As duas garrafas de Coca-Cola à frente do jogador em sua coletiva de imprensa davam a conotação de que ele bebe Coca-Cola. Pelo jeito ele não bebe e tem o direito de tirá-las da sua frente defronte às câmeras de TV.

Muito se falou sobre o direito dos patrocinadores do evento, sobre o fato de que a presença das garrafas de Coca-Cola naquela coletiva não era por acaso, mas obviamente por previsão do contrato de patrocínio entre a empresa e a UEFA e que caberia a Cristiano Ronaldo respeitá-lo.

Chegaram a argumentar que os altos salários de celebridades esportivas como CR7 só existem em razão dos patrocínios aos atletas e aos eventos. Raciocínio apressado que leva a crer teria sido Cristiano Ronaldo ingrato com a Coca-Cola.

CR7 na coletiva da semana passada, na Eurocopa (Montagem/ Reprodução)

Nada disso. Assim como há o direito da empresa de ter seu contrato respeitado, há o direito do atleta de não desejar passar a imagem de que bebe Coca-Cola.

O que aconteceu, a meu ver muito salutar, foi um basta dado por um gênio, neste caso da bola, e só os gênios mudam paradigmas, a uma vinculação forçada da figura pública e ídolo ao ato de consumir determinado produto.
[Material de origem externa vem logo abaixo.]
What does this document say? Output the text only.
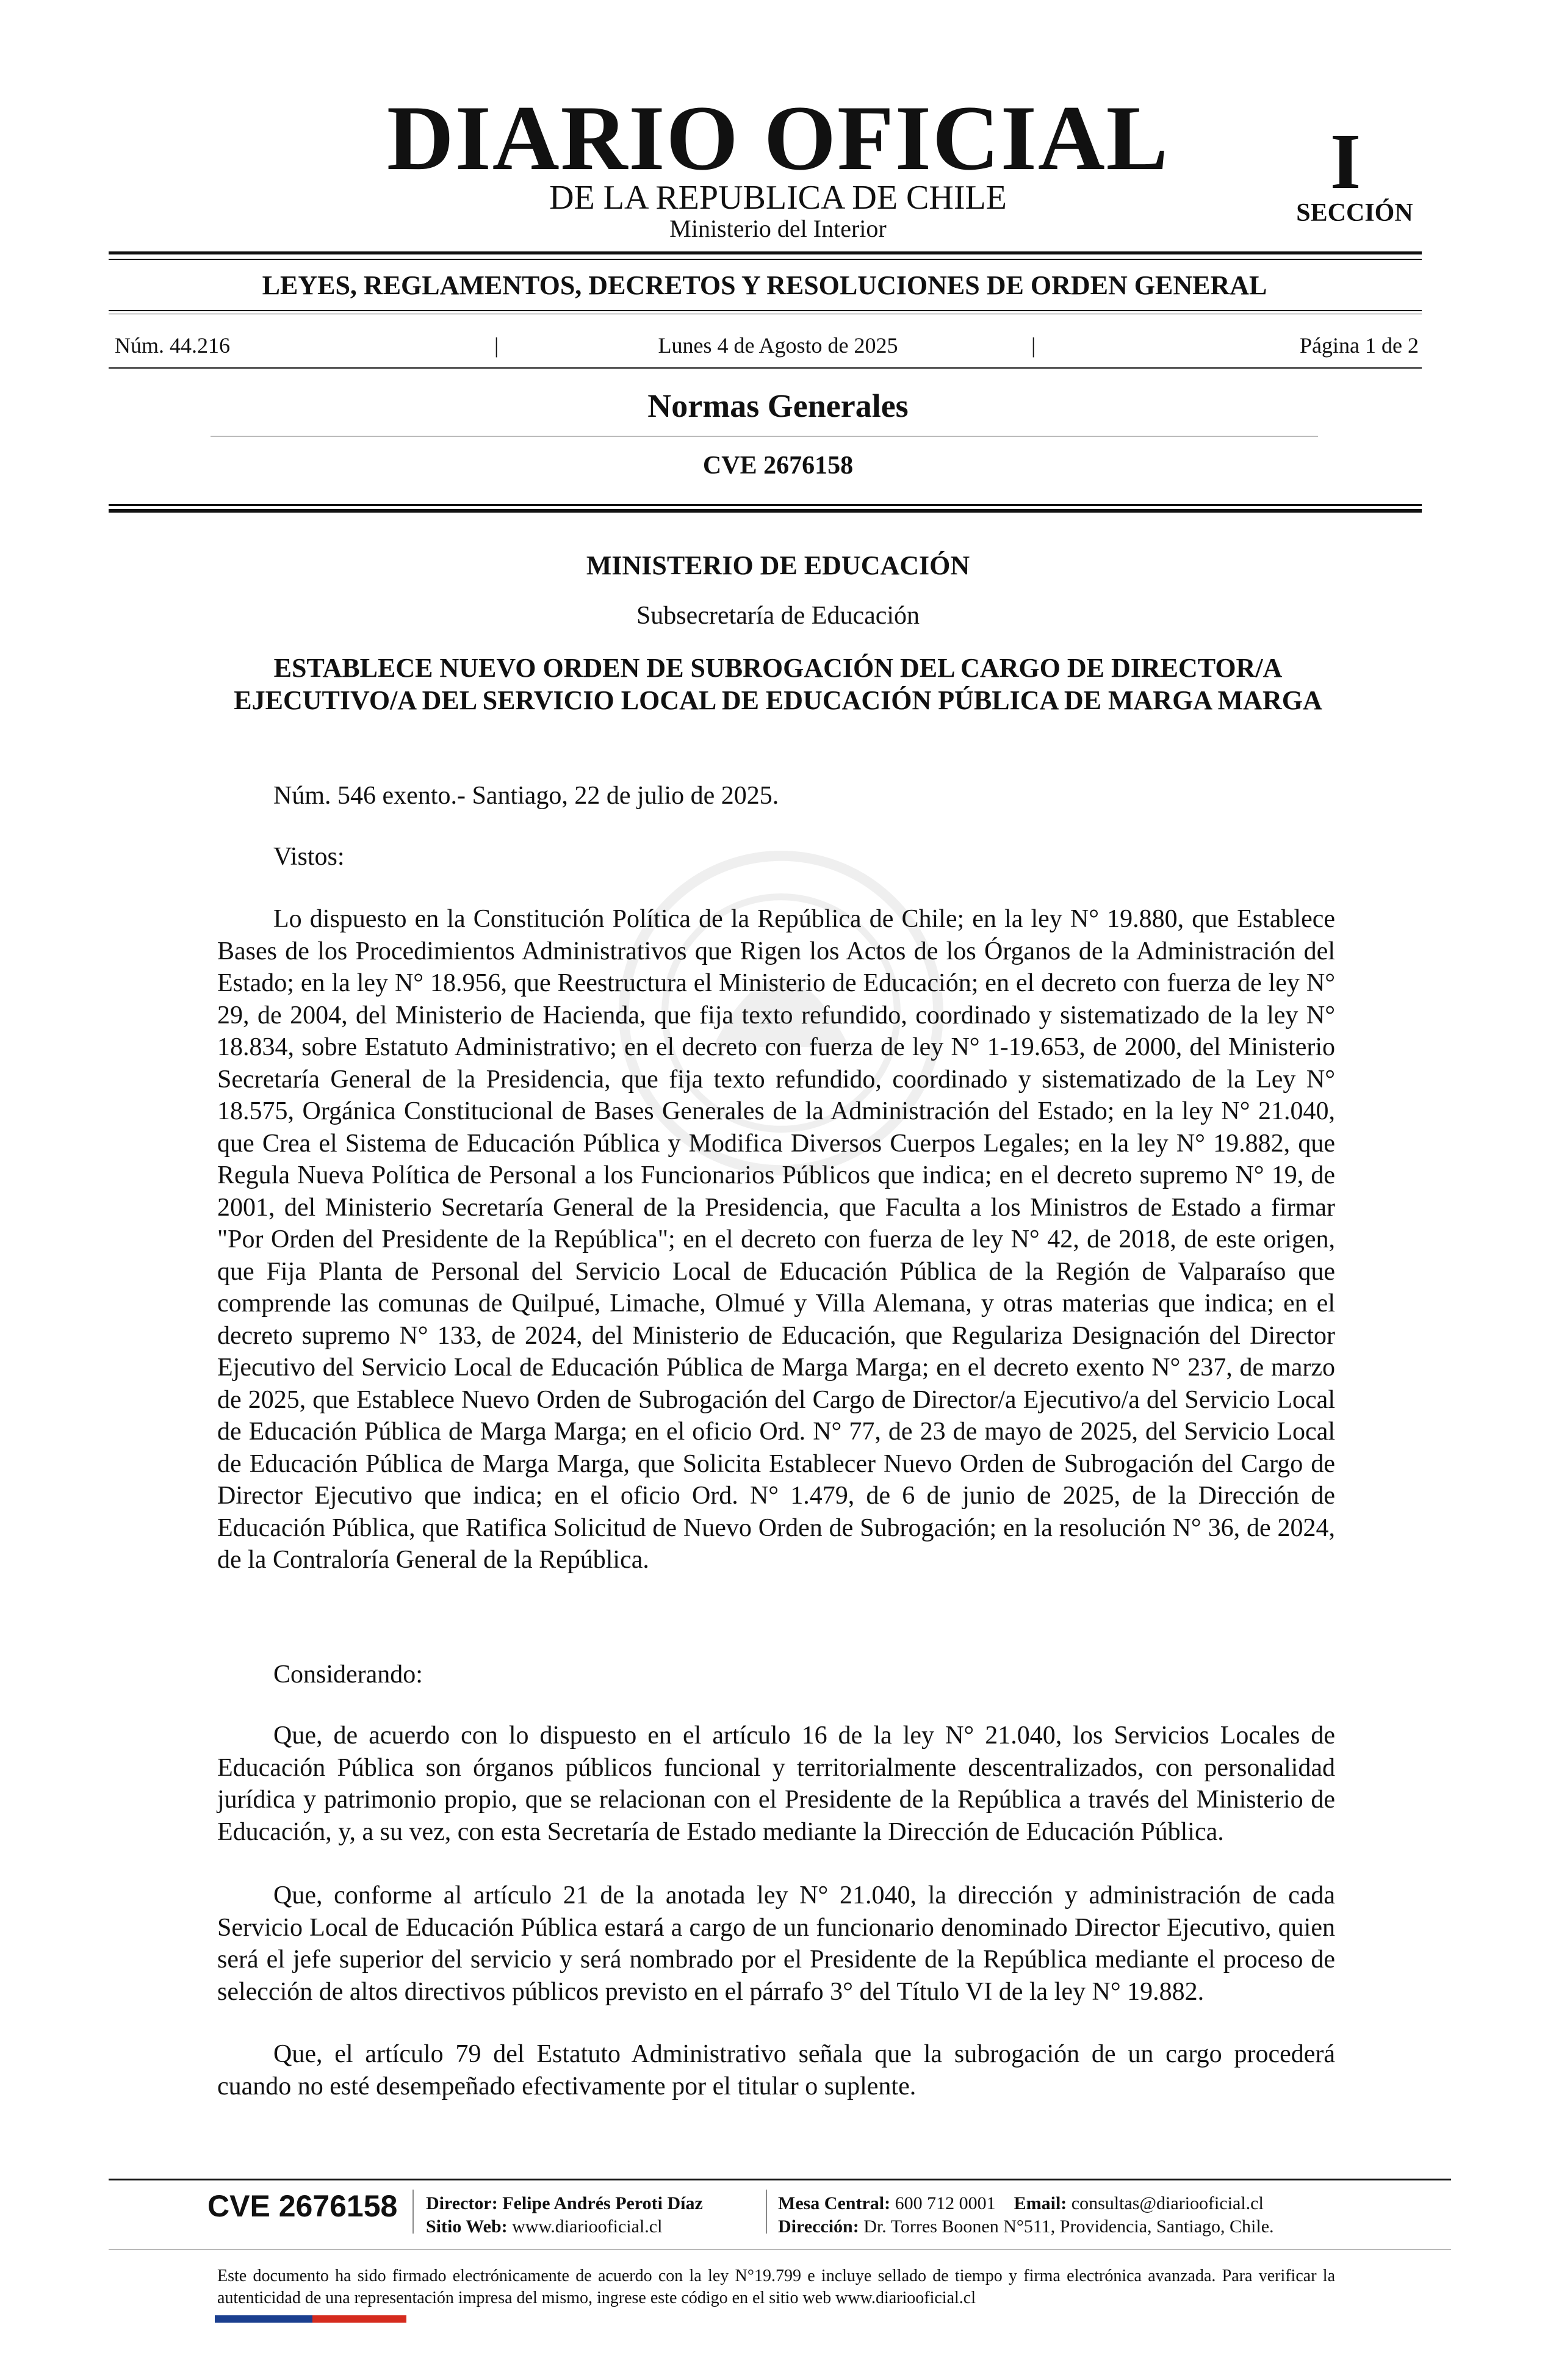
DIARIO OFICIAL
DE LA REPUBLICA DE CHILE
Ministerio del Interior
I
SECCIÓN
LEYES, REGLAMENTOS, DECRETOS Y RESOLUCIONES DE ORDEN GENERAL
Núm. 44.216	|	Lunes 4 de Agosto de 2025	|	Página 1 de 2
Normas Generales
CVE 2676158
MINISTERIO DE EDUCACIÓN
Subsecretaría de Educación
ESTABLECE NUEVO ORDEN DE SUBROGACIÓN DEL CARGO DE DIRECTOR/A EJECUTIVO/A DEL SERVICIO LOCAL DE EDUCACIÓN PÚBLICA DE MARGA MARGA
Núm. 546 exento.- Santiago, 22 de julio de 2025.
Vistos:
Lo dispuesto en la Constitución Política de la República de Chile; en la ley N° 19.880, que Establece Bases de los Procedimientos Administrativos que Rigen los Actos de los Órganos de la Administración del Estado; en la ley N° 18.956, que Reestructura el Ministerio de Educación; en el decreto con fuerza de ley N° 29, de 2004, del Ministerio de Hacienda, que fija texto refundido, coordinado y sistematizado de la ley N° 18.834, sobre Estatuto Administrativo; en el decreto con fuerza de ley N° 1-19.653, de 2000, del Ministerio Secretaría General de la Presidencia, que fija texto refundido, coordinado y sistematizado de la Ley N° 18.575, Orgánica Constitucional de Bases Generales de la Administración del Estado; en la ley N° 21.040, que Crea el Sistema de Educación Pública y Modifica Diversos Cuerpos Legales; en la ley N° 19.882, que Regula Nueva Política de Personal a los Funcionarios Públicos que indica; en el decreto supremo N° 19, de 2001, del Ministerio Secretaría General de la Presidencia, que Faculta a los Ministros de Estado a firmar "Por Orden del Presidente de la República"; en el decreto con fuerza de ley N° 42, de 2018, de este origen, que Fija Planta de Personal del Servicio Local de Educación Pública de la Región de Valparaíso que comprende las comunas de Quilpué, Limache, Olmué y Villa Alemana, y otras materias que indica; en el decreto supremo N° 133, de 2024, del Ministerio de Educación, que Regulariza Designación del Director Ejecutivo del Servicio Local de Educación Pública de Marga Marga; en el decreto exento N° 237, de marzo de 2025, que Establece Nuevo Orden de Subrogación del Cargo de Director/a Ejecutivo/a del Servicio Local de Educación Pública de Marga Marga; en el oficio Ord. N° 77, de 23 de mayo de 2025, del Servicio Local de Educación Pública de Marga Marga, que Solicita Establecer Nuevo Orden de Subrogación del Cargo de Director Ejecutivo que indica; en el oficio Ord. N° 1.479, de 6 de junio de 2025, de la Dirección de Educación Pública, que Ratifica Solicitud de Nuevo Orden de Subrogación; en la resolución N° 36, de 2024, de la Contraloría General de la República.
Considerando:
Que, de acuerdo con lo dispuesto en el artículo 16 de la ley N° 21.040, los Servicios Locales de Educación Pública son órganos públicos funcional y territorialmente descentralizados, con personalidad jurídica y patrimonio propio, que se relacionan con el Presidente de la República a través del Ministerio de Educación, y, a su vez, con esta Secretaría de Estado mediante la Dirección de Educación Pública.
Que, conforme al artículo 21 de la anotada ley N° 21.040, la dirección y administración de cada Servicio Local de Educación Pública estará a cargo de un funcionario denominado Director Ejecutivo, quien será el jefe superior del servicio y será nombrado por el Presidente de la República mediante el proceso de selección de altos directivos públicos previsto en el párrafo 3° del Título VI de la ley N° 19.882.
Que, el artículo 79 del Estatuto Administrativo señala que la subrogación de un cargo procederá cuando no esté desempeñado efectivamente por el titular o suplente.
CVE 2676158 Director: Felipe Andrés Peroti Díaz
Sitio Web: www.diariooficial.cl
Mesa Central: 600 712 0001 Email: consultas@diariooficial.cl
Dirección: Dr. Torres Boonen N°511, Providencia, Santiago, Chile.
Este documento ha sido firmado electrónicamente de acuerdo con la ley N°19.799 e incluye sellado de tiempo y firma electrónica avanzada. Para verificar la autenticidad de una representación impresa del mismo, ingrese este código en el sitio web www.diariooficial.cl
Para quem não se lembra, não faz muito tempo que as bebidas postas à mesa em coletivas de imprensa de jogadores de futebol eram para eles beberem durante a entrevista. Só isso. Restringiam-se a água mineral em garrafa ou copo.

Aí um gênio, de novo eles, transmutou a gentileza em produto e passou a vender o enquadramento pelas câmeras de TV das mesas de coletivas de imprensa. A partir daí a água mineral na mesa deixou ser mera gentileza do anfitrião e só está lá se alguém pagar. Caso contrário, querendo beber água durante a entrevista, o entrevistado terá que pedir ou, o que é mais comum, levá-la consigo ao se sentar para as perguntas.
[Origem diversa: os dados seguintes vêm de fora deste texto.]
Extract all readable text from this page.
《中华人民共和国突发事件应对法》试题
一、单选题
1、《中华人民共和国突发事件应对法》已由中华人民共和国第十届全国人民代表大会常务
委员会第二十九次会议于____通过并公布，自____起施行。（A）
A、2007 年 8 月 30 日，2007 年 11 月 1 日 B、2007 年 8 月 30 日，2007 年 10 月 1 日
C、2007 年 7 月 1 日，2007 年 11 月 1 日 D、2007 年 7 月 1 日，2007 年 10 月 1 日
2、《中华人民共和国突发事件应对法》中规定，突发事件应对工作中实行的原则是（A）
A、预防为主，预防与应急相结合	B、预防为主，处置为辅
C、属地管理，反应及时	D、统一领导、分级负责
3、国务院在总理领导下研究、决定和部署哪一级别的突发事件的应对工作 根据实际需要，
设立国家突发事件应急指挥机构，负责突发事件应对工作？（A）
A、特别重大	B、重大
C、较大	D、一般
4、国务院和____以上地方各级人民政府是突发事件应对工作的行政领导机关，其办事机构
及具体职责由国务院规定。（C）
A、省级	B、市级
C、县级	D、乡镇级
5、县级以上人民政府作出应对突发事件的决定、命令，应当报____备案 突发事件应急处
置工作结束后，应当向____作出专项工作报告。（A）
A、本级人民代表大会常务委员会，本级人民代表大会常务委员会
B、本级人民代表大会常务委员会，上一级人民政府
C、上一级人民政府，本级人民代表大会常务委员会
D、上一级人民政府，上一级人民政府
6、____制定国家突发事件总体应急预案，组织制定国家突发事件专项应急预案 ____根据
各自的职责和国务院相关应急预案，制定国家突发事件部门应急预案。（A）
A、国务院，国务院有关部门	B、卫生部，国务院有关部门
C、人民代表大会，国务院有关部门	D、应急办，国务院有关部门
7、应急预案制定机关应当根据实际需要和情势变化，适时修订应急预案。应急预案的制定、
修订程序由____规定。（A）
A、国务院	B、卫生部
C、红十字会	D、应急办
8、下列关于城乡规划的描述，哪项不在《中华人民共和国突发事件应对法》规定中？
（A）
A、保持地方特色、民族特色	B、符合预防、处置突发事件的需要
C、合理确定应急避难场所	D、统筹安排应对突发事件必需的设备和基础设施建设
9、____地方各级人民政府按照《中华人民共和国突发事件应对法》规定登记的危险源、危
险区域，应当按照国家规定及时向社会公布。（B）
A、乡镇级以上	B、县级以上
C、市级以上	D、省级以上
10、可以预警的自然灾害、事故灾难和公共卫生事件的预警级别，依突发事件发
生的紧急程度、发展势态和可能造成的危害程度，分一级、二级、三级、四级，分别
Aquele monte de copinhos de água, muitos abertos, um ou outro derrubado, outros imaculados, é coisa do passado. Mas que existiu, existiu.
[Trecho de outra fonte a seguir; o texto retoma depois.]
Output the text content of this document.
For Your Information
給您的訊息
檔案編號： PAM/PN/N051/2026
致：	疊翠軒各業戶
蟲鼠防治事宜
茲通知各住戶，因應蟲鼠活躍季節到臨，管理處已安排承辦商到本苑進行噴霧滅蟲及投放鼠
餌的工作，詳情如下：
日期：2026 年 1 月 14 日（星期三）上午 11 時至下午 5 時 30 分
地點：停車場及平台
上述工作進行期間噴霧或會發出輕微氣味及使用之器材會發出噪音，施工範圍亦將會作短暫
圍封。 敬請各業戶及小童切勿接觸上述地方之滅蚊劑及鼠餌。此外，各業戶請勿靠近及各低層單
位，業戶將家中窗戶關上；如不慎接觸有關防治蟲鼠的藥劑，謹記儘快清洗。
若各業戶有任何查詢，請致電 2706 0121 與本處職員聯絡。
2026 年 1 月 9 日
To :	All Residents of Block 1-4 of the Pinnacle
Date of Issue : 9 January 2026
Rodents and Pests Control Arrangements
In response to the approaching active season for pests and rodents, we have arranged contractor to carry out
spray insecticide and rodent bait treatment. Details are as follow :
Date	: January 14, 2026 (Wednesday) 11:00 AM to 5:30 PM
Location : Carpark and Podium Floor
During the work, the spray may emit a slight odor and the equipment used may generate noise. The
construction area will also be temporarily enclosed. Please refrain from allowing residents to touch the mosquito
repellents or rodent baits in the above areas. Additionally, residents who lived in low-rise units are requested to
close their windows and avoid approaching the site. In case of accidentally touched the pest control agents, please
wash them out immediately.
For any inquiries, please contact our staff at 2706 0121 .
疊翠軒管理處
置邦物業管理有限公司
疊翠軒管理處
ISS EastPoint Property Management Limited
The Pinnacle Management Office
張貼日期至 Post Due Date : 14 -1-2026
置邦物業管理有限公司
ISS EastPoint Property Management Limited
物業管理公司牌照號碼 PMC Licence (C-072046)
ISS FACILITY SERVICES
E é aí que está. A memória de quem já passou dos 30 anos guarda, ainda que de forma inconsciente, os copinhos de água mineral que eram colocados como gesto de boa educação com o entrevistado.

Não é demais lembrar que servir algo para beber não se dá apenas em coletivas de imprensa de jogadores de futebol, tampouco somente em contexto esportivo. Ao entrevistado em talks show de rádio ou TV, serve-se água, café ou o que mais o convidado quiser beber. Assim como numa entrevista de emprego, numa reunião e até em CPI como temos visto ultimamente.

A bebida à frente de alguém em público pressupõe que a pessoa aceitou beber aquilo. E pior, talvez tenha sido ela que pediu a bebida.

Isso vem do costume universal de perguntar o que se gostaria de beber sempre que alguém nos visita.

Qualquer bebida, portanto, vista numa mesa de coletiva de imprensa à frente do entrevistado passa aos telespectadores a imagem de que o líquido está ali para ele beber e, como dito, de que a bebida estaria ali a pedido dela.

É quase uma mensagem subliminar. Diz muito mais que a marca estampada na vestimenta do atleta ou nos painéis de publicidade ao fundo dessas coletivas de imprensa.

A marca Coca-Cola na camiseta do Cristiano Ronaldo é publicidade entendida como patrocínio do time no qual ele joga. E tudo certo. A garrafa da bebida na frente dele durante uma entrevista não se limita a ser entendida como mera exposição de marca. É vista por muita gente como a bebida que ele está bebendo durante a entrevista e quiçá ele mesmo pediu lhe fosse servida.

Cristiano Ronaldo se tocou e de supetão, bem ao seu estilo, tirou as duas garrafas da entrevista e pediu a quem estava assistindo que bebesse água.

Afastou qualquer dúvida de que aquelas garrafas seriam dele. Simples assim.

O respeito ao contrato? Os contratos das federações com os patrocinadores para a realização de seus eventos não costumam envolver os jogadores, apenas tratam da previsão de quais bebidas estarão disponíveis nas coletivas de imprensa. Por isso, do ponto de vista jurídico, não há o que se falar sobre infração de contrato por parte do Cristiano Ronaldo.

Ele apenas exerceu seu sagrado direito à liberdade de escolha.